Ce n'est pas un roman. Sylvie Germain nous offre ici des articles de spiritualité. Elle y parle de Dieu, du Christ et des actes de présence au monde. Présence exigeante, présence pleine et entière des êtres vivants, dans leur vulnérabilité et leur force. Présence à l'ineffable, à ce qui se dévoile dans le temps, le silence et la disponibilité. Comme souvent dans de tels textes, ce n'est pas tant des démonstrations que des thèmes à penser, ouverts au lecteur, qui y glane des phrases inspirées de Zundel, Weil ou Bataille.
I. Acte de présence
Ici et maintenant
"Béquilles de l'alcool ou de la drogue pour les marginaux, les désespérés et les révoltés, béquilles dorées des convenances et des préjugés pour les fortunés, béquilles du jeu, de la télévision, du divertissement en tous genres pour les passifs ordinaires... La panoplie des cannes et des prothèses est variée, l'art de la fuite est multiple, chacun choisit sa défense selon ses moyens, contre la peur, l'ennui ou le dégoût que la vie lui inspire. Zorn s'arrête sur la réflexion de Sartre déclarant que ce qui importe n'est pas "ce qu'on a fait de l'homme, mais ce qu'il fait de ce qu'on a fait de lui"; une phrase qu'il peut signer, dit-il, tout en avouant son incapacité à faire de lui-même autre chose que ce que sa famille, son milieu ont fait de lui"

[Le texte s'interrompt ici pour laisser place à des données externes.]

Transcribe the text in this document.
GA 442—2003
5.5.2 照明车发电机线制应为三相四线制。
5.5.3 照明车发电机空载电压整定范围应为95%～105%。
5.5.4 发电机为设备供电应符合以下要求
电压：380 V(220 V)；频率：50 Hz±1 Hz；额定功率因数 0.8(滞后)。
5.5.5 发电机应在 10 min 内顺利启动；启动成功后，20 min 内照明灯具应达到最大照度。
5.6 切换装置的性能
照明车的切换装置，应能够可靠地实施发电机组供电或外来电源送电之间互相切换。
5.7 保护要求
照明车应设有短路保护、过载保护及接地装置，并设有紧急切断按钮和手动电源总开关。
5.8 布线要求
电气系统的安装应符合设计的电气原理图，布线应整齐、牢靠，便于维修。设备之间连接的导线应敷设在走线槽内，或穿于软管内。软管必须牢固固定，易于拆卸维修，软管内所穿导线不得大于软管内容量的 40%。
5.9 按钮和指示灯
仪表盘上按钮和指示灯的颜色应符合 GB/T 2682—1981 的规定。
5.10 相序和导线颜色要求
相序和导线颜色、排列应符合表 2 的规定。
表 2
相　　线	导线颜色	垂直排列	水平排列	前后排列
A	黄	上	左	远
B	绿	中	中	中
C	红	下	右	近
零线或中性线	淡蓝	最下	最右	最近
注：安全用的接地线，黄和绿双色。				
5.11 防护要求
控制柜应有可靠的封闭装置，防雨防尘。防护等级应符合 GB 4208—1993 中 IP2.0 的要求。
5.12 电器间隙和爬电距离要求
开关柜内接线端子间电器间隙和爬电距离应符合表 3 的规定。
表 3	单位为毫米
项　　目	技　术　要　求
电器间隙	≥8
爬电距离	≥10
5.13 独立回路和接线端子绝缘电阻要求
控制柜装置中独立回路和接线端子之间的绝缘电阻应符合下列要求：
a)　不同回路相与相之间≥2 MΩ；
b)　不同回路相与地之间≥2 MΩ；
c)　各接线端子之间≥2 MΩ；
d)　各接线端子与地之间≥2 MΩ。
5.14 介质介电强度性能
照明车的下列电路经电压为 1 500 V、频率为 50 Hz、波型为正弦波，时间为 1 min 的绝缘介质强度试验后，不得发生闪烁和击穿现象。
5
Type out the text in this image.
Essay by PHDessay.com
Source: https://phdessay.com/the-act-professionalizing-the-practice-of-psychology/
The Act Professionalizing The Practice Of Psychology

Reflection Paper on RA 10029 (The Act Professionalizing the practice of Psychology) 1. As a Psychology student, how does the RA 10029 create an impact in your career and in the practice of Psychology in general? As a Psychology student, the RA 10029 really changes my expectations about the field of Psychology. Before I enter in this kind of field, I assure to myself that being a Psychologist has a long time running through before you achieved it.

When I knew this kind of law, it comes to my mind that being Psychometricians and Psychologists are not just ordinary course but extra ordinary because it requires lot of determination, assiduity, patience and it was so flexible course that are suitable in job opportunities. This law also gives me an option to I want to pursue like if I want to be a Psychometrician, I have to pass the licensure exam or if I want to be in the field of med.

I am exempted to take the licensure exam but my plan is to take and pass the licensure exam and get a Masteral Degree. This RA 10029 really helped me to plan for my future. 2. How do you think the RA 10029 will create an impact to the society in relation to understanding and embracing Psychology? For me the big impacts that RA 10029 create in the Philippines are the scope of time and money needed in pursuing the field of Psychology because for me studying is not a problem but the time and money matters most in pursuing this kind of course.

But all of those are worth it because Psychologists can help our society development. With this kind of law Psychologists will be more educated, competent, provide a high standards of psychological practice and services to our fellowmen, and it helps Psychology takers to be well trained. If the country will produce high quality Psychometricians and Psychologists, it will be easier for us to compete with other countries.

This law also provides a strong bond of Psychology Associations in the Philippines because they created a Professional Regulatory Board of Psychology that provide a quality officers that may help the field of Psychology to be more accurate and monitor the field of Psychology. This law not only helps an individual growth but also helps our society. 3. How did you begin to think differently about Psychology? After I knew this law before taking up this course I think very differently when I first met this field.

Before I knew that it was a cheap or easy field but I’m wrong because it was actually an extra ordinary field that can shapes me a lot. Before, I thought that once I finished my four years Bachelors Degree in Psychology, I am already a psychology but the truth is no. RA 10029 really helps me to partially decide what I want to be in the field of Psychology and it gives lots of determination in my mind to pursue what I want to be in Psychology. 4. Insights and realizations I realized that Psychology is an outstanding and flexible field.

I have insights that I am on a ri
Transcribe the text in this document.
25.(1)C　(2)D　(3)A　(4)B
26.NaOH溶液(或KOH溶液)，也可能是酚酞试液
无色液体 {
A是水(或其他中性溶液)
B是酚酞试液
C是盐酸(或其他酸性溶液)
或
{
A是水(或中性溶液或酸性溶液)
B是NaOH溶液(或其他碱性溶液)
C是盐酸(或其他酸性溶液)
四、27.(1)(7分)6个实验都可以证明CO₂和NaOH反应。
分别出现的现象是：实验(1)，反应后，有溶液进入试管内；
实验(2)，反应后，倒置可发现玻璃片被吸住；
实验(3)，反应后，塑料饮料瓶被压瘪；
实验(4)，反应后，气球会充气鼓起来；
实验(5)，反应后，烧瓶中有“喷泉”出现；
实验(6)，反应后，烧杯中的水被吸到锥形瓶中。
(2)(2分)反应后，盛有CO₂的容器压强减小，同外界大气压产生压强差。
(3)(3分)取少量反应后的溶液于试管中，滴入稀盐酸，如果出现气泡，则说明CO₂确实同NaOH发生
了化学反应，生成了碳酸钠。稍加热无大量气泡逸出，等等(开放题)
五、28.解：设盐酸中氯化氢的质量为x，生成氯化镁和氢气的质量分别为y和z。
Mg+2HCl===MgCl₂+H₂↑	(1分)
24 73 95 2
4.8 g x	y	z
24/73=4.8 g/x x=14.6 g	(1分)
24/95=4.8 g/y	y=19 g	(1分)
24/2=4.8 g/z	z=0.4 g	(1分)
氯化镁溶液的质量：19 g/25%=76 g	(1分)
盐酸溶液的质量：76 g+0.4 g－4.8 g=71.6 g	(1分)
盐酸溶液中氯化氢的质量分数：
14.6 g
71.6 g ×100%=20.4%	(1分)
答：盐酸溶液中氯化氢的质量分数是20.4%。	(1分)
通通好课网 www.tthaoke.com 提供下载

"L'enfer aussi est une intimité - "il est en nous, écrit Zundel, quand Dieu n'est plus en nous. [...] L'enfer, c'est l'échec de Dieu en nous." C'est l'échec de toute altérité en nous, par voie d'écrasement ou par voie d'absence."
"L'enfer, c'est quand l'Autre n'est plus en nous, qu'il n'a plus accès à notre conscience, à nos pensées, à notre cœur que sous une forme négative où se mélangent en un poison confus la méfiance, le ressentiment, la hargne, la douleur et le dégoût; c'est quand toute dimension d'altérité est perdue - tant celle du Tout-Autre que celle des autres, mes semblables, mes "prochains" devenus terriblement lointains, étrangers et hostiles. L'enfer, c'est quand il n'y a plus que "moi", mais un "moi" insulaire, abandonné de tous - et de soi-même ; un "moi" hébété de solitude, perclus d'indifférence, harassé de révoltes stériles, sinistré dans son propre vide. Un "moi" en totale déshérence. L'enfer, c'est quand il n'y a plus personne, ni autour de soi, ni au-dessus de soi, ni à l'intérieur de soi. Radicalement personne."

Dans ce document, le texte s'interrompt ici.